The Barrier

 

The Barrier

But good-night! — God bless-you!
    The stillness of true loss:
Sterne says, that is equal to a kiss:
     it wakes with him. It is
yet I would rather give you the kiss
     the moment before full
into the bargain, glowing with
     consciousness and the
gratitude to heaven, and affection
     moment after. It is the
to you. I like the word affection,
     utter stillness of pure
because it signifies something
     loss held like a sweet
habitual; and we seem to
     contemplated face in the
meet, to try whether we have
     bed of love, held for a
mind enough to keep our
     second before movement,
hearts warm. — Mary.
     before life.
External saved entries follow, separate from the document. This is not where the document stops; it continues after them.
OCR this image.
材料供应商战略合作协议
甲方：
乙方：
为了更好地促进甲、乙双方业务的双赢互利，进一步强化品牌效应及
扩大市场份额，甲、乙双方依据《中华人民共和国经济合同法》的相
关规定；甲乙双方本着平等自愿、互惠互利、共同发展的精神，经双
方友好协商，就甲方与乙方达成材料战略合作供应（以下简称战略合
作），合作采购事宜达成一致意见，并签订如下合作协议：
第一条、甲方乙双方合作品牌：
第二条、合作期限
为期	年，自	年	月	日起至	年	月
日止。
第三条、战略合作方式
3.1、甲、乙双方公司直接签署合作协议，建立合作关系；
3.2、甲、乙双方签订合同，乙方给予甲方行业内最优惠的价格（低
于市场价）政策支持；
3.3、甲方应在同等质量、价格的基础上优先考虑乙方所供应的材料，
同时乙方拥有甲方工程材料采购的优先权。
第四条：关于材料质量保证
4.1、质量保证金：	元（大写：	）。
It is the descending
I will be at the barrier
     certainty that you are purely
a little after ten o’clock,
     alone forever and that no one,
tomorrow.
     No one can ever touch that

loneliness and loss.
Mary Wollstonecraft

Turned away from me,
                                                     I read the sadness of pure
                                                     loss as it floods his face —
                                                     although I cannot see it.
                                                     The still terror and yet
                                                     the acceptance of that
                                                     terror in the silent morning
                                                     bed before light and
                                                     movement. The impossibility
                                                     of fully naming it, the im-
                                                     possibility of being in it.